Why to follow Gomad diet:
- Milk is ideal source of protein carbs and fats.
- Milk protein is about 80% casein and 20% whey.
- Better go natural way to gain weight than use artificial supplements.
- Milk provides vitamin D, A, calcium and other micro-nutrients.
- Saturated fat boosts testosterone levels which help in bulking of muscles.
- Studies show significant increase in muscles mass with milk consumption after workouts. Whey digests quickly and casein slowly. This balances the spike in amino acid in the body and maintains the levels.
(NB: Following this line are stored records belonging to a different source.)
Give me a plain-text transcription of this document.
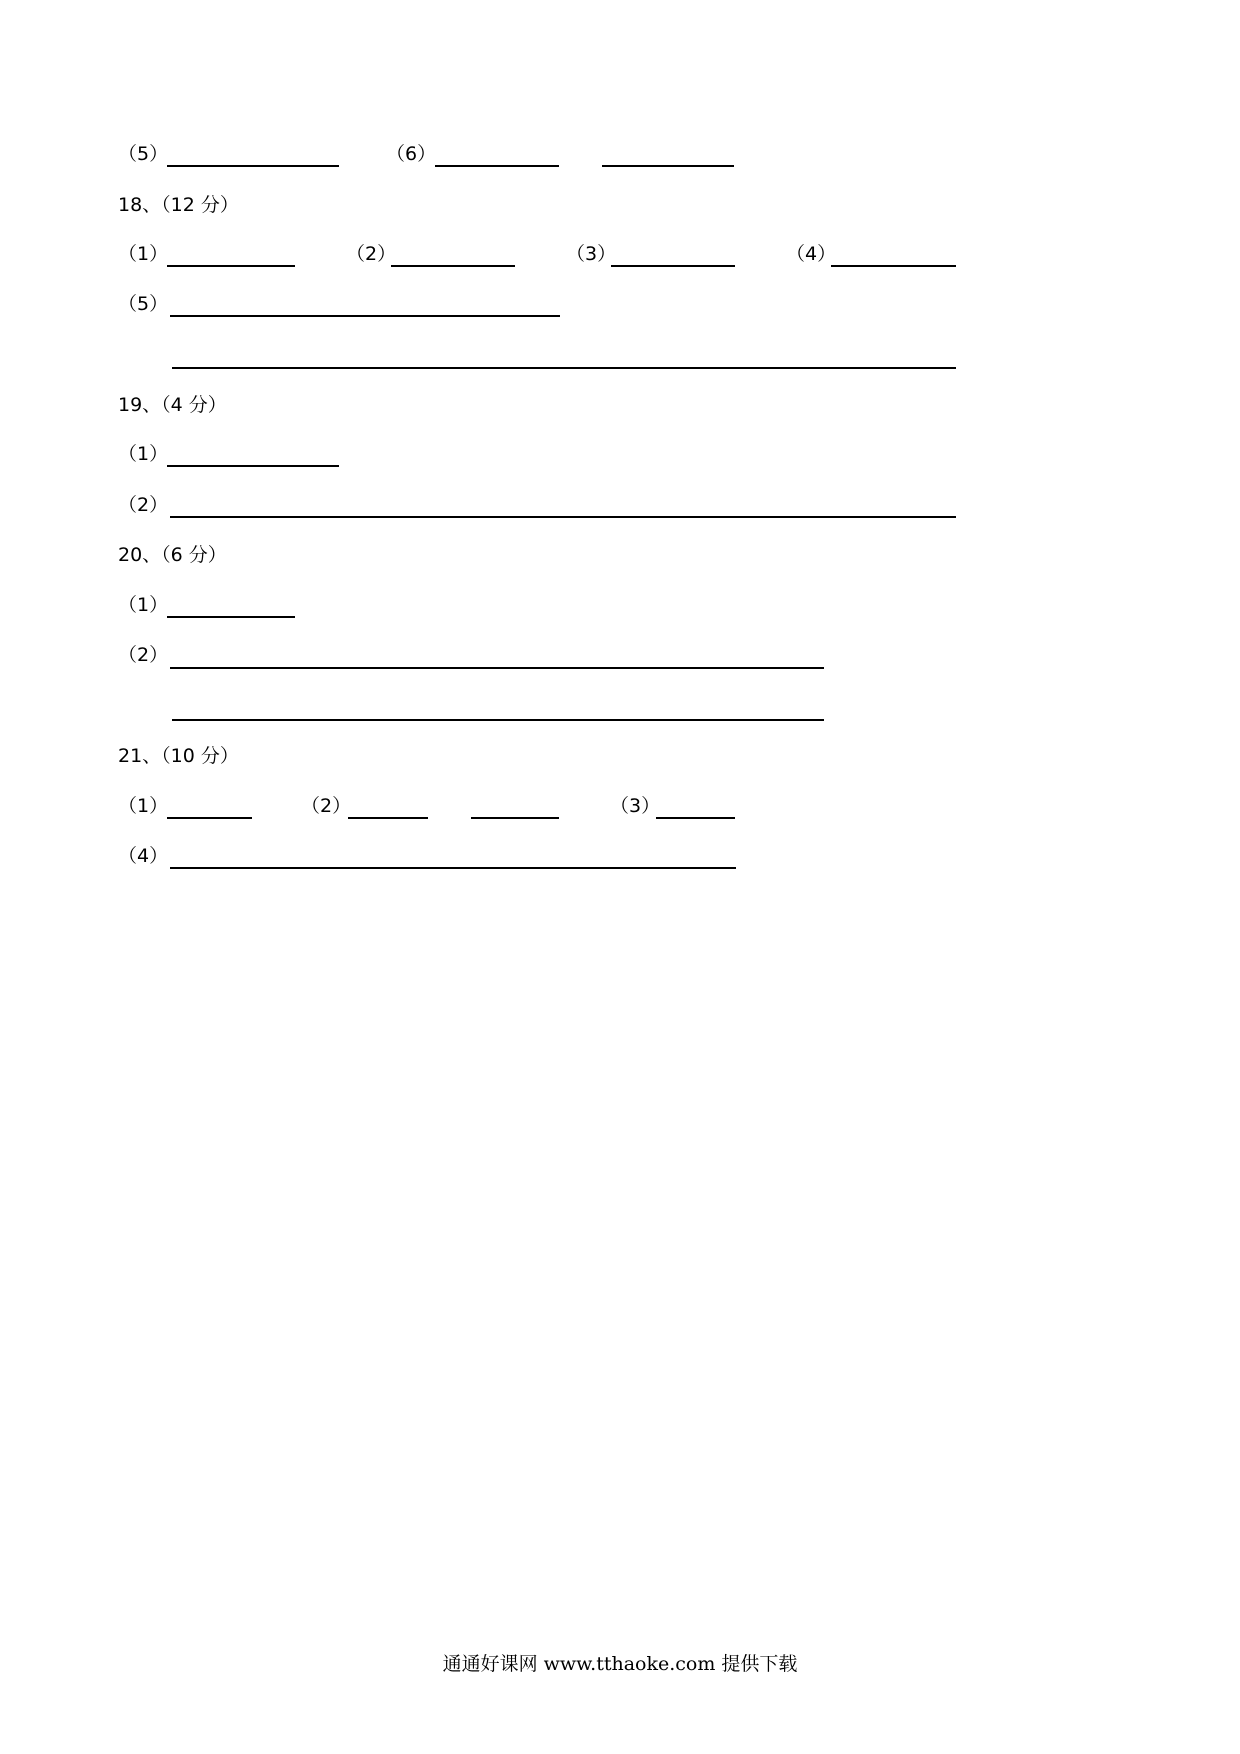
（5）	（6）
18、（12 分）
（1）	（2）	（3）	（4）
（5）
19、（4 分）
（1）
（2）
20、（6 分）
（1）
（2）
21、（10 分）
（1）	（2）	（3）
（4）
通通好课网 www.tthaoke.com 提供下载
Thus, it helps in muscle gain.
Who can follow Gomad Diet :
- Skinny teenagers
- Bodybuilders and Weight lifters
Who should not follow Gomad diet:
- People with desk jobs because they will gain more fat
- It is not budget friendly
- People suffering from lactose intolerance cannot follow this diet.
Side Effects of Gomad diet:
- Drinking 4 litres milk with additional food sounds impractical.
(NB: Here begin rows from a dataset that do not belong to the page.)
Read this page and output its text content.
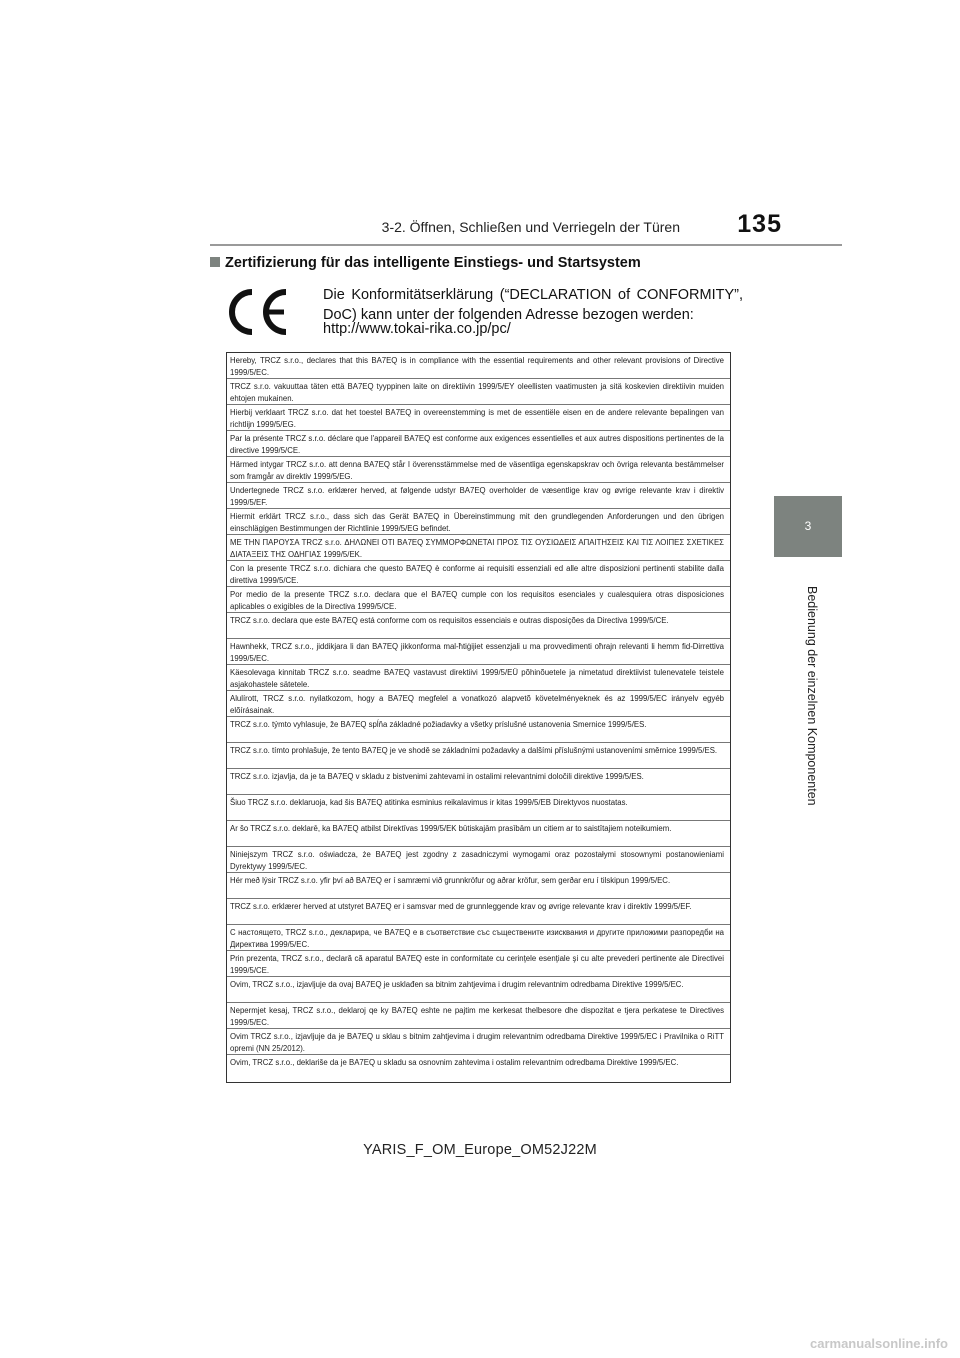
3-2. Öffnen, Schließen und Verriegeln der Türen	135
3
Bedienung der einzelnen Komponenten
Zertifizierung für das intelligente Einstiegs- und Startsystem
Die Konformitätserklärung (“DECLARATION of CONFORMITY”, DoC) kann unter der folgenden Adresse bezogen werden:
http://www.tokai-rika.co.jp/pc/

Hereby, TRCZ s.r.o., declares that this BA7EQ is in compliance with the essential requirements and other relevant provisions of Directive 1999/5/EC.

TRCZ s.r.o. vakuuttaa täten että BA7EQ tyyppinen laite on direktiivin 1999/5/EY oleellisten vaatimusten ja sitä koskevien direktiivin muiden ehtojen mukainen.

Hierbij verklaart TRCZ s.r.o. dat het toestel BA7EQ in overeenstemming is met de essentiële eisen en de andere relevante bepalingen van richtlijn 1999/5/EG.

Par la présente TRCZ s.r.o. déclare que l'appareil BA7EQ est conforme aux exigences essentielles et aux autres dispositions pertinentes de la directive 1999/5/CE.

Härmed intygar TRCZ s.r.o. att denna BA7EQ står I överensstämmelse med de väsentliga egenskapskrav och övriga relevanta bestämmelser som framgår av direktiv 1999/5/EG.

Undertegnede TRCZ s.r.o. erklærer herved, at følgende udstyr BA7EQ overholder de væsentlige krav og øvrige relevante krav i direktiv 1999/5/EF.

Hiermit erklärt TRCZ s.r.o., dass sich das Gerät BA7EQ in Übereinstimmung mit den grundlegenden Anforderungen und den übrigen einschlägigen Bestimmungen der Richtlinie 1999/5/EG befindet.

ΜΕ ΤΗΝ ΠΑΡΟΥΣΑ TRCZ s.r.o. ΔΗΛΩΝΕΙ ΟΤΙ BA7EQ ΣΥΜΜΟΡΦΩΝΕΤΑΙ ΠΡΟΣ ΤΙΣ ΟΥΣΙΩΔΕΙΣ ΑΠΑΙΤΗΣΕΙΣ ΚΑΙ ΤΙΣ ΛΟΙΠΕΣ ΣΧΕΤΙΚΕΣ ΔΙΑΤΑΞΕΙΣ ΤΗΣ ΟΔΗΓΙΑΣ 1999/5/ΕΚ.

Con la presente TRCZ s.r.o. dichiara che questo BA7EQ è conforme ai requisiti essenziali ed alle altre disposizioni pertinenti stabilite dalla direttiva 1999/5/CE.

Por medio de la presente TRCZ s.r.o. declara que el BA7EQ cumple con los requisitos esenciales y cualesquiera otras disposiciones aplicables o exigibles de la Directiva 1999/5/CE.

TRCZ s.r.o. declara que este BA7EQ está conforme com os requisitos essenciais e outras disposições da Directiva 1999/5/CE.

Hawnhekk, TRCZ s.r.o., jiddikjara li dan BA7EQ jikkonforma mal-ħtiġijiet essenzjali u ma provvedimenti oħrajn relevanti li hemm fid-Dirrettiva 1999/5/EC.

Käesolevaga kinnitab TRCZ s.r.o. seadme BA7EQ vastavust direktiivi 1999/5/EÜ põhinõuetele ja nimetatud direktiivist tulenevatele teistele asjakohastele sätetele.

Alulírott, TRCZ s.r.o. nyilatkozom, hogy a BA7EQ megfelel a vonatkozó alapvetõ követelményeknek és az 1999/5/EC irányelv egyéb elõírásainak.

TRCZ s.r.o. týmto vyhlasuje, že BA7EQ spĺňa základné požiadavky a všetky príslušné ustanovenia Smernice 1999/5/ES.

TRCZ s.r.o. tímto prohlašuje, že tento BA7EQ je ve shodě se základními požadavky a dalšími příslušnými ustanoveními směrnice 1999/5/ES.

TRCZ s.r.o. izjavlja, da je ta BA7EQ v skladu z bistvenimi zahtevami in ostalimi relevantnimi določili direktive 1999/5/ES.

Šiuo TRCZ s.r.o. deklaruoja, kad šis BA7EQ atitinka esminius reikalavimus ir kitas 1999/5/EB Direktyvos nuostatas.

Ar šo TRCZ s.r.o. deklarē, ka BA7EQ atbilst Direktīvas 1999/5/EK būtiskajām prasībām un citiem ar to saistītajiem noteikumiem.

Niniejszym TRCZ s.r.o. oświadcza, że BA7EQ jest zgodny z zasadniczymi wymogami oraz pozostałymi stosownymi postanowieniami Dyrektywy 1999/5/EC.

Hér með lýsir TRCZ s.r.o. yfir því að BA7EQ er í samræmi við grunnkröfur og aðrar kröfur, sem gerðar eru í tilskipun 1999/5/EC.

TRCZ s.r.o. erklærer herved at utstyret BA7EQ er i samsvar med de grunnleggende krav og øvrige relevante krav i direktiv 1999/5/EF.

С настоящето, TRCZ s.r.o., декларира, че BA7EQ е в съответствие със съществените изисквания и другите приложими разпоредби на Директива 1999/5/EC.

Prin prezenta, TRCZ s.r.o., declară că aparatul BA7EQ este in conformitate cu cerinţele esenţiale şi cu alte prevederi pertinente ale Directivei 1999/5/CE.

Ovim, TRCZ s.r.o., izjavljuje da ovaj BA7EQ je usklađen sa bitnim zahtjevima i drugim relevantnim odredbama Direktive 1999/5/EC.

Nepermjet kesaj, TRCZ s.r.o., deklaroj qe ky BA7EQ eshte ne pajtim me kerkesat thelbesore dhe dispozitat e tjera perkatese te Directives 1999/5/EC.

Ovim TRCZ s.r.o., izjavljuje da je BA7EQ u sklau s bitnim zahtjevima i drugim relevantnim odredbama Direktive 1999/5/EC i Pravilnika o RiTT opremi (NN 25/2012).

Ovim, TRCZ s.r.o., deklariše da je BA7EQ u skladu sa osnovnim zahtevima i ostalim relevantnim odredbama Direktive 1999/5/EC.

YARIS_F_OM_Europe_OM52J22M
carmanualsonline.info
- Not feasible to carry your share of milk everywhere you go.
- There is constant feeling of bloating and intermittent diarrhoea episodes
- Whole milk is high in saturated fats. It is not advisable for healthy heart. Later it become more difficult to lose body fat.
- There is high insulin secretion. It creates an anabolism. But high insulin levels also means high fat deposition. There is future risk of diabetes mellitus.
- High protein content in such short span of a month or two loads kidneys with unnecessary functioning. This may lead to exhaustion of kidney cells.
- It’s not only milk but squatting too. It becomes monotonous to do both of the things day in and day out.
- People with knee joint problems cannot squat. This diet becomes useless without squats.
What to expect post Gomad diet?
- You need to work on improvising the body composition. Post Gomad diet there is increase in 2 – 3 % of body fat. Aim on fat loss yet maintaining the gained weight.
- Reduction in milk intake will automatically reduce some amount of weight. This is because there is caloric reduction with reduced carbs and liquid.
- With such high amounts of intake of liquid, the stomach expands. Increase in stomach size is directly correlated to increased hunger. This might help in maintaining the gained weight.
If you really want to gain healthy weight with no major side effects then go natural way. Unrealistic methods will give temporary results at the risk of our own health. To have long lasting satisfactory results better take proper advise from the professional.
Here are a few articles , that will guide you to gain healthy way in a healthy manner .
Want to gain weight ? Follow these few sensible steps:
Image :Copyright: kicsiicsi / 123RF Stock Photo
- Consume surplus of 10 to 15% calories:
Calories consumed more than expenditure pushes body into positive weight balance. By exceeding 10 to 15% calories, there is muscle growth.
- Understand the macronutrient composition of food:
To have desired weight gain with ideal body composition an appropriate intake of carbs, proteins and fat is necessary. For more muscles high protein and carbs is useful. Opt for high fiber and low fat foods to reduce body fat composition.
- Maintain a minimum leniency:
Whole week an individual follows healthy diet, but once in few days’ binges. This spoils the body’s capacity to maintain an ideal body mass. Be smart enough to not consume calories which will be difficult to knock off later.
- Have practical desire for muscle and fat gain.
Bulking of body should not be more than half to 1 kg a week. The body fat goal should not exceed 1 % in a month. Remember with every pound of weight gain there is equal amount of fat accumulated. Thus, a perfect diet with workout is must
Gomad diet promotes unhealthy eating habits which are difficult to get rid of. It increases waist size but at the expense of ruining body fat composition. Just follow what is natural and safe for body rather than having over achievable goals.
Remember, “Rome was not built in a day”. Similarly, be patient and follow correct guidelines to gain weight. It might take time but it’s worth it.